仕事の難しさは「終わらせる」ことにあると感じています。
終わらせなくてもいいなら、実に簡単です。
おぼろげな記憶しかありませんが、子どもの頃に親に連れられて陶芸教室のような場所におもむき、陶芸のまねごとのようなことをさせてもらったことがあります。
回っているろくろの上に乗って回転しているいる、まだぐにゃぐにゃしている泥でできた何かを少しだけ触らせてもらったのです。
少し力を加えるだけで、即座に変形していき「ああ、これは楽しい」と感じたのを覚えています。
今ふり返ると、ここで感じた楽しさは、「終わらせなくてもいい」という気楽さも大いに手伝っていたと思えます。
もし仕事として取り組んでいたのなら、どういう形にするのかを真剣に考えなければならないでしょう。その後に窯で焼いたり、釉薬をかけたりといった工程のことも考慮に入れ、納期があるなら、時間管理のことにも一定の注意を払う必要があるでしょう。
「ああ、楽しい」とばかりは言っていられなくなります。
だから、いったん「終わらせる」ことは忘れる
「取りかかる」だけなら簡単なのです。
「イヤな仕事はなかなか取りかかれないじゃないですか」という意見もあるでしょう。
それは、しかし、違います。
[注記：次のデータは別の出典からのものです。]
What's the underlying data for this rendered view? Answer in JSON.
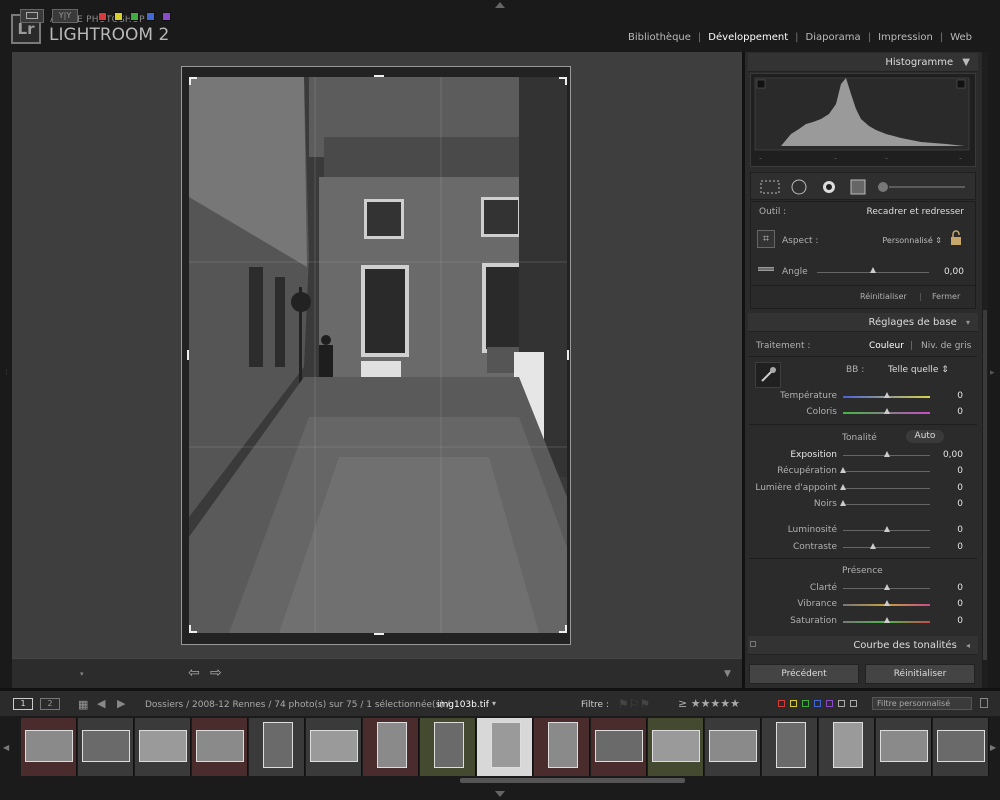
{
  "app": {
    "name_small": "ADOBE PHOTOSHOP",
    "name_big": "LIGHTROOM 2",
    "logo": "Lr"
  },
  "modules": [
    {
      "label": "Bibliothèque",
      "active": false
    },
    {
      "label": "Développement",
      "active": true
    },
    {
      "label": "Diaporama",
      "active": false
    },
    {
      "label": "Impression",
      "active": false
    },
    {
      "label": "Web",
      "active": false
    }
  ],
  "histogram": {
    "title": "Histogramme"
  },
  "crop": {
    "tool_label": "Outil :",
    "tool_value": "Recadrer et redresser",
    "aspect_label": "Aspect :",
    "aspect_value": "Personnalisé ⇕",
    "angle_label": "Angle",
    "angle_value": "0,00",
    "angle_level": 0.5,
    "reset": "Réinitialiser",
    "close": "Fermer"
  },
  "basic": {
    "title": "Réglages de base",
    "traitement_label": "Traitement :",
    "couleur": "Couleur",
    "niv_gris": "Niv. de gris",
    "bb_label": "BB :",
    "bb_value": "Telle quelle ⇕",
    "tonalite": "Tonalité",
    "auto": "Auto",
    "presence": "Présence",
    "sliders": [
      {
        "label": "Température",
        "value": "0",
        "level": 0.5
      },
      {
        "label": "Coloris",
        "value": "0",
        "level": 0.5
      },
      {
        "label": "Exposition",
        "value": "0,00",
        "level": 0.5
      },
      {
        "label": "Récupération",
        "value": "0",
        "level": 0.0
      },
      {
        "label": "Lumière d'appoint",
        "value": "0",
        "level": 0.0
      },
      {
        "label": "Noirs",
        "value": "0",
        "level": 0.0
      },
      {
        "label": "Luminosité",
        "value": "0",
        "level": 0.5
      },
      {
        "label": "Contraste",
        "value": "0",
        "level": 0.35
      },
      {
        "label": "Clarté",
        "value": "0",
        "level": 0.5
      },
      {
        "label": "Vibrance",
        "value": "0",
        "level": 0.5
      },
      {
        "label": "Saturation",
        "value": "0",
        "level": 0.5
      }
    ]
  },
  "tone_curve": {
    "title": "Courbe des tonalités"
  },
  "bottom_buttons": {
    "previous": "Précédent",
    "reset": "Réinitialiser"
  },
  "filmstrip": {
    "page1": "1",
    "page2": "2",
    "path": "Dossiers / 2008-12 Rennes / 74 photo(s) sur 75 / 1 sélectionnée(s) /",
    "filename": "img103b.tif",
    "filter_label": "Filtre :",
    "filter_preset": "Filtre personnalisé",
    "stars": "≥ ★★★★★"
  },
  "label_colors": [
    "#d43c3c",
    "#d9cf2a",
    "#3fae3f",
    "#4169d6",
    "#8a4bc8"
  ]
}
「取りかかるだけ」なら本当に簡単なのです。
「イヤな仕事はなかなか取りかかれない」には省略されている部分があるのです。
「イヤな仕事は(取りかかれても簡単には終わりそうもないから)なかなか取りかかれない」
つまり、終わらせようとしているからこそ、それがプレッシャーを生み出し、取りかかりを阻害するのです。
であれば、終わらせようとしなければいい。
- 「今日は取りかかるだけだから」
- 「むしろ、終わらせたらダメだから」
という気持ちで取りかかるようにします。
たとえば、気の重いメールの返信になかなか取りかかれないなら、
- 「今日は返信メールに書く内容をリストアップするだけだから」
- 「むしろ、書き上げて返信しちゃダメだから」
という気持ちで取りかかります。
すると、リストアップし始めたら意外にもスルスルと書く内容が出てくるので、「あれれ?」と思い始めます。
ふと気づいたときには、メールが書き上がっているのです。
ただし、ここでそのまま返信してしまわない、終わらせてしまわない方が良いです。
終わりそうになっても、あえて終わらせない
上記のような拍子抜けすることは、やってみるとけっこうな頻度で起こります。
良いことなので、喜ばしいことですが、何度かくり返していると、次第にうまくいかなくなります。
- 「取りかかるだけだから、とか言いつつ、あわよくば終わらせようと思ってるんでしょ?」
- 「前回もそうだったし」
などと、“先回り”をし始めるようになるからです。
だからこそ、締め切りが迫っていない限りは、あえて終わらせないようにした方が良いのです。
そうすることで、結果として「本当に取りかかるだけで済んだ!」という印象が残ります。
「終わらせようと思えば終えられたけど」という状況は一晩寝ればすぐに忘れます。
かくして翌日。「続きをやらないと…」と思って、その仕事を再開しようとすると、もうほとんど終わっている。
- 「なんだ、あとほんの一手間で終わらせられるじゃないか」
ということに気づいて、難なく取りかかり、そして終わらせることができるでしょう。
こうして、「簡単に勝たせてもらえる」という体験をくり返していると、クセになります。
ほどほどにしないと、「終わらない」仕事術になってしまうので、逆に注意が必要なくらいです。